I need to remove from a data.table any row in which column a contains any NA nested in a vector:
library(data.table)
a = list(as.numeric(c(NA,NA)), 2,as.numeric(c(3, NA)), c(4,5) )
b <- 11:14
dt <- data.table(a,b)
Thus, rows 1 and 3 should be removed.
I tried three solutions without success:
dt1 <- dt[!is.na(a)]
dt2 <- dt[!is.na(unlist(a))]
dt3 <- dt[dt[,!Reduce(`&`, lapply(a, is.na))]]
Any ideas? Thank you.
CodePudding user response:
You can do the following:
dt[sapply(dt$a, \(l) !any(is.na(l)))]
This alternative also works, but you will get warnings
dt[sapply(dt$a, all)]
Output:
a b
1: 2 12
2: 4,5 14
A third option that you might prefer: You could move the functionality to a separate helper function that ingests a list of lists (nl), and returns a boolean vector of length equal to length(nl), and then apply that function as below.
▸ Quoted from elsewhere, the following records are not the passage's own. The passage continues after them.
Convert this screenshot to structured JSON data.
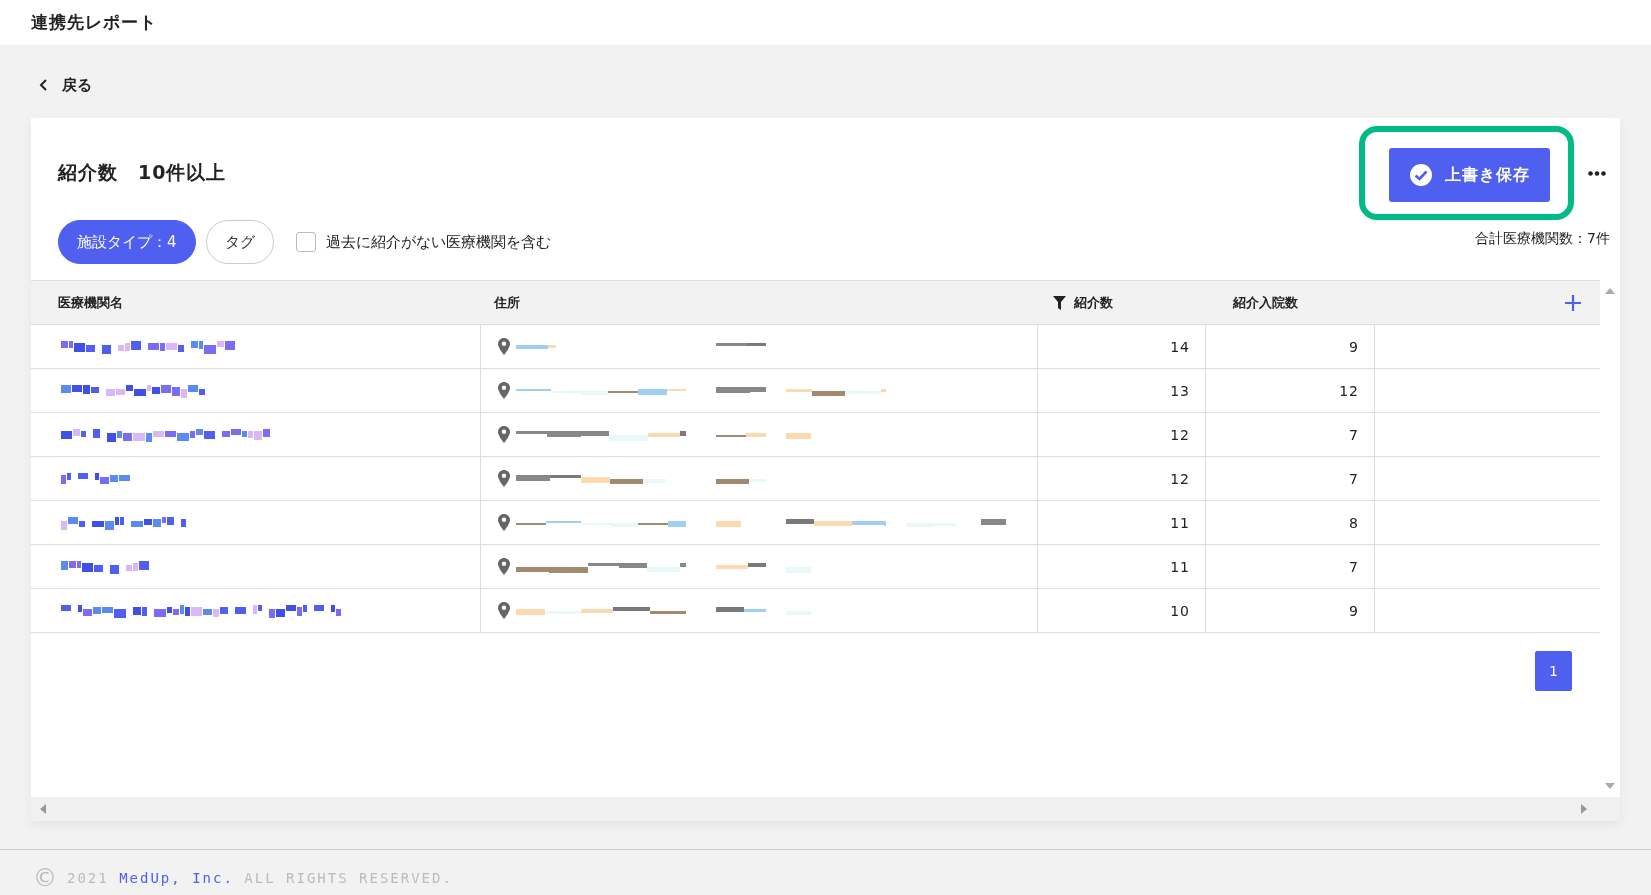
{
  "header": {
    "title": "連携先レポート"
  },
  "back_link": {
    "label": "戻る"
  },
  "report": {
    "title": "紹介数　10件以上",
    "save_button": "上書き保存",
    "total": "合計医療機関数：7件"
  },
  "filters": [
    {
      "label": "施設タイプ：4",
      "selected": true
    },
    {
      "label": "タグ",
      "selected": false
    }
  ],
  "include_no_referral": {
    "label": "過去に紹介がない医療機関を含む",
    "checked": false
  },
  "table": {
    "columns": [
      "医療機関名",
      "住所",
      "紹介数",
      "紹介入院数"
    ],
    "rows": [
      {
        "referrals": "14",
        "admissions": "9"
      },
      {
        "referrals": "13",
        "admissions": "12"
      },
      {
        "referrals": "12",
        "admissions": "7"
      },
      {
        "referrals": "12",
        "admissions": "7"
      },
      {
        "referrals": "11",
        "admissions": "8"
      },
      {
        "referrals": "11",
        "admissions": "7"
      },
      {
        "referrals": "10",
        "admissions": "9"
      }
    ]
  },
  "pagination": [
    {
      "label": "1",
      "selected": true
    }
  ],
  "footer": {
    "symbol": "©",
    "year": "2021",
    "company": "MedUp, Inc.",
    "rights": "ALL RIGHTS RESERVED."
  }
}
In this example, I explicitly call unlist() on the result of lapply() rather than letting sapply() do that for me, but I could also have used sapply()
f <- \(nl) unlist(lapply(nl,\(l) !any(is.na(l))))
dt[f(a)]
CodePudding user response:
An alternative to *apply()
dt[, .SD[!anyNA(a, TRUE)], by = .I][, !"I"]
# a b
# <list> <int>
# 1: 2 12
# 2: 4,5 14